Account-Based Selling on the Upswing
Similar to its counterpart, account-based marketing (which has made considerable buzz with its recent return to popular consciousness), account-based selling seems ready for a similar comeback. A cross-industry sample reveals that companies are reporting significant benefits from account-based techniques — increased sales revenue being chief among them. That sales-boosting potential is tempting enough that more than a third of the sample is considering future investment in ABS, and nearly half have at least begun some experimentation.
In 2018, as account-based selling continues to prove its worth, it’s likely that more companies will want to utilize such techniques to their advantage. With the aid of modern sales technologies, identifying ideal “high-value accounts” is now an easier prospect, as is customizing the marketing/sales experience to nurture long-term relationships with said potential clients.

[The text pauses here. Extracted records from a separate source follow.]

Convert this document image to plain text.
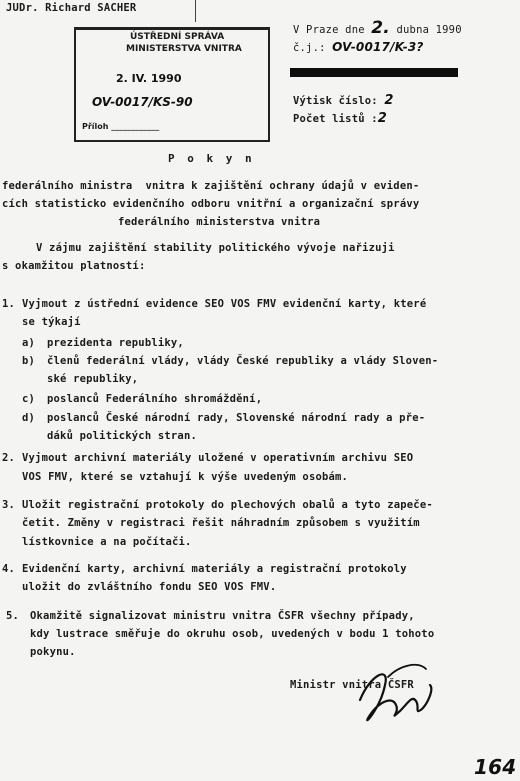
JUDr. Richard SACHER
V Praze dne 2. dubna 1990
č.j.: OV-0017/K-3?
Výtisk číslo: 2
Počet listů :2
ÚSTŘEDNÍ SPRÁVA
MINISTERSTVA VNITRA
2. IV. 1990
OV-0017/KS-90
Příloh ____________
P o k y n
federálního ministra  vnitra k zajištění ochrany údajů v eviden-
cích statisticko evidenčního odboru vnitřní a organizační správy
federálního ministerstva vnitra
V zájmu zajištění stability politického vývoje nařizuji
s okamžitou platností:
1. Vyjmout z ústřední evidence SEO VOS FMV evidenční karty, které
se týkají
a) prezidenta republiky,
b) členů federální vlády, vlády České republiky a vlády Sloven-
ské republiky,
c) poslanců Federálního shromáždění,
d) poslanců České národní rady, Slovenské národní rady a pře-
dáků politických stran.
2. Vyjmout archivní materiály uložené v operativním archivu SEO
VOS FMV, které se vztahují k výše uvedeným osobám.
3. Uložit registrační protokoly do plechových obalů a tyto zapeče-
četit. Změny v registraci řešit náhradním způsobem s využitím
lístkovnice a na počítači.
4. Evidenční karty, archivní materiály a registrační protokoly
uložit do zvláštního fondu SEO VOS FMV.
5. Okamžitě signalizovat ministru vnitra ČSFR všechny případy,
kdy lustrace směřuje do okruhu osob, uvedených v bodu 1 tohoto
pokynu.
Ministr vnitra ČSFR
164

Throughout the next year, sales teams won’t just make use of account-based selling in higher numbers, they’ll refine their techniques and become more creative as competition increases. It’s easy to envision a scenario in which outreach efforts, with the aid of large troves of data and advanced analytics, become hyper-personalized and client-specific from the very first moment a sales team reaches out to their potential prospect.
Bridging the Gap Between Sales and Marketing
While the relationship between sales and marketing teams has traditionally been strained, in some instances, statistics show that closer cooperation between the two units nets better outcomes. Organizations with a high degree of marketing/sales alignment see greater customer retention and higher sales-win rates and are more likely to meet or exceed their revenue goals.

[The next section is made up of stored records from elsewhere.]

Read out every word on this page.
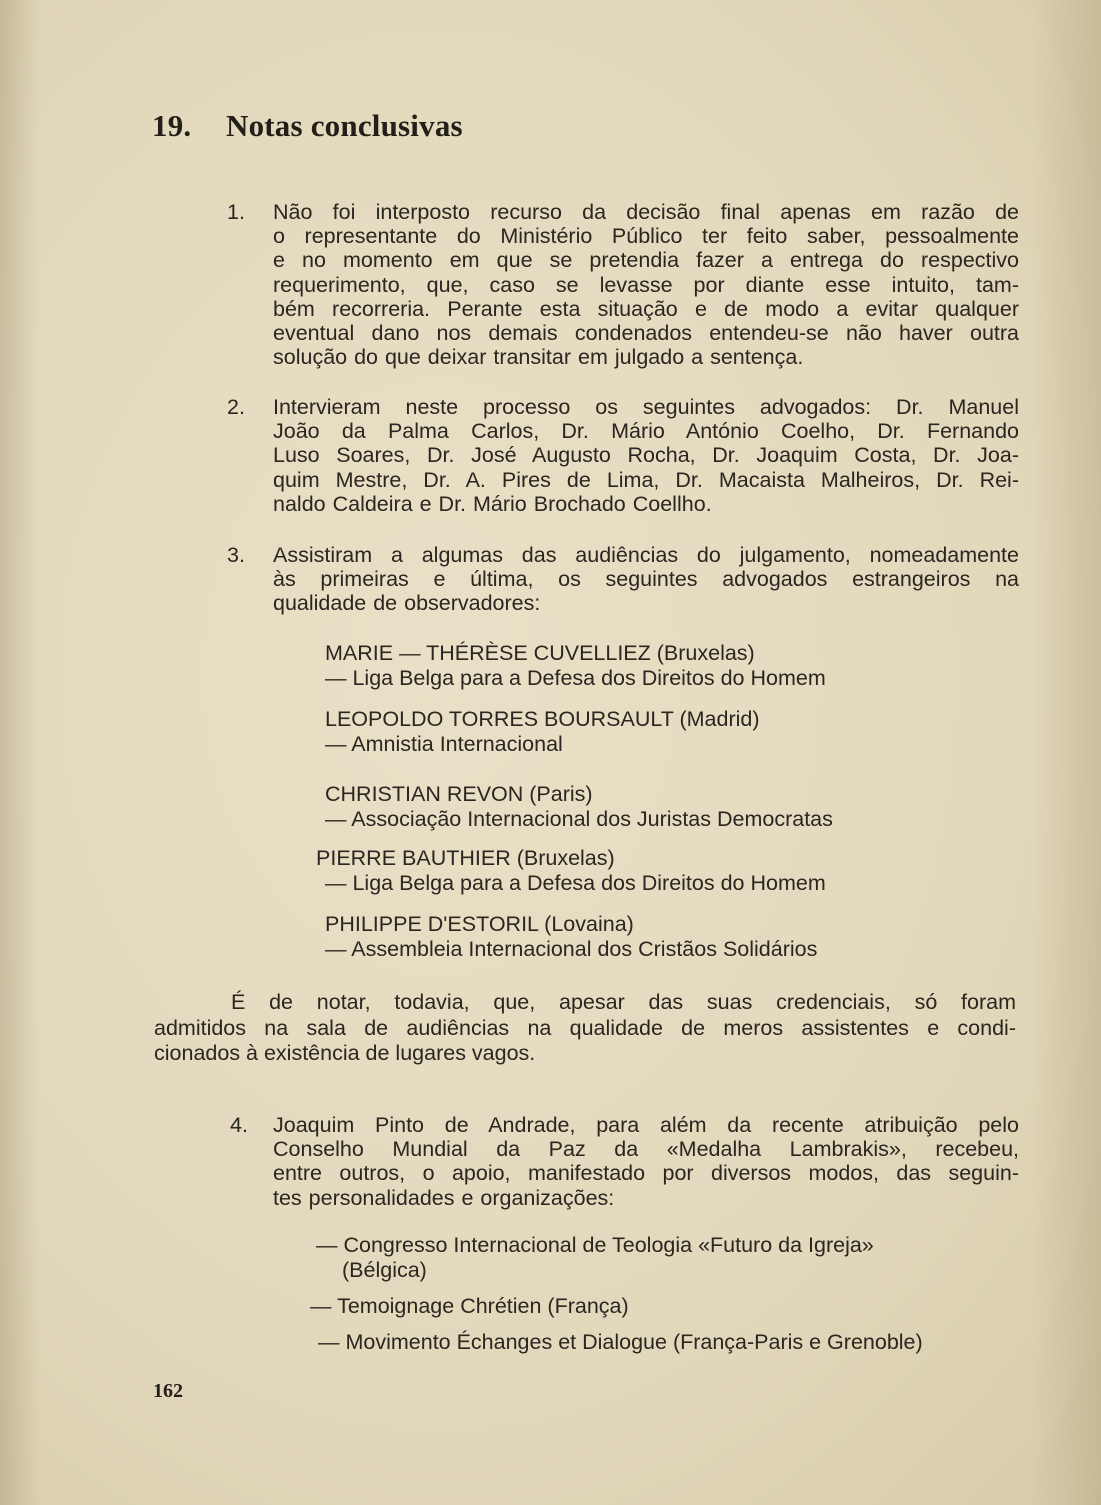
19. Notas conclusivas
1. Não foi interposto recurso da decisão final apenas em razão de
o representante do Ministério Público ter feito saber, pessoalmente
e no momento em que se pretendia fazer a entrega do respectivo
requerimento, que, caso se levasse por diante esse intuito, tam-
bém recorreria. Perante esta situação e de modo a evitar qualquer
eventual dano nos demais condenados entendeu-se não haver outra
solução do que deixar transitar em julgado a sentença.
2. Intervieram neste processo os seguintes advogados: Dr. Manuel
João da Palma Carlos, Dr. Mário António Coelho, Dr. Fernando
Luso Soares, Dr. José Augusto Rocha, Dr. Joaquim Costa, Dr. Joa-
quim Mestre, Dr. A. Pires de Lima, Dr. Macaista Malheiros, Dr. Rei-
naldo Caldeira e Dr. Mário Brochado Coellho.
3. Assistiram a algumas das audiências do julgamento, nomeadamente
às primeiras e última, os seguintes advogados estrangeiros na
qualidade de observadores:
MARIE — THÉRÈSE CUVELLIEZ (Bruxelas)
— Liga Belga para a Defesa dos Direitos do Homem
LEOPOLDO TORRES BOURSAULT (Madrid)
— Amnistia Internacional
CHRISTIAN REVON (Paris)
— Associação Internacional dos Juristas Democratas
PIERRE BAUTHIER (Bruxelas)
— Liga Belga para a Defesa dos Direitos do Homem
PHILIPPE D'ESTORIL (Lovaina)
— Assembleia Internacional dos Cristãos Solidários
É de notar, todavia, que, apesar das suas credenciais, só foram
admitidos na sala de audiências na qualidade de meros assistentes e condi-
cionados à existência de lugares vagos.
4. Joaquim Pinto de Andrade, para além da recente atribuição pelo
Conselho Mundial da Paz da «Medalha Lambrakis», recebeu,
entre outros, o apoio, manifestado por diversos modos, das seguin-
tes personalidades e organizações:
— Congresso Internacional de Teologia «Futuro da Igreja»
(Bélgica)
— Temoignage Chrétien (França)
— Movimento Échanges et Dialogue (França-Paris e Grenoble)
162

Driven by increased demand for fluid sales experiences, 2018 will likely see an improved alignment between sales and marketing along with more sales tasks being shifted toward marketing departments. For companies with account-based marketing and sales programs, the lines between the two will blur to an even greater degree, as attracting prospects, along with funneling them from marketing to sales, become shared responsibilities nurtured by both parties.
Rise of the Freelance Economy
The costs of B2B sales continue to grow. Cold calling, lead generation, content generation and the like add up. Combined with investment in new techniques (AI, ML, etc.), many companies will be left with a choice in 2018 — find a way to pay for increasingly expensive sales activities, or cut the cost of sales while bypassing cold contacting of prospects for faster sales cycles and better returns.
The rise of freelance sales will provide an option for exploring the latter route. The number of freelancers continues to rise nationwide, and is expected to reach 40 percent of the total US workforce by 2020. An increase in the demand for their services is primarily fueled by the fact that they cost less than full-time employees.
In the case of sales, this fact is coupled with a distinct advantage — many freelance sales pros bring veteran-level experience and deep industry connections with them (a particular boon for smaller organizations that need top-tier talent and access to clients in a hurry). This relationship is likely to grow in 2018, as businesses on a tight budget make greater use of freelancers to avoid the recruiting tediousness and speed their sales cycles.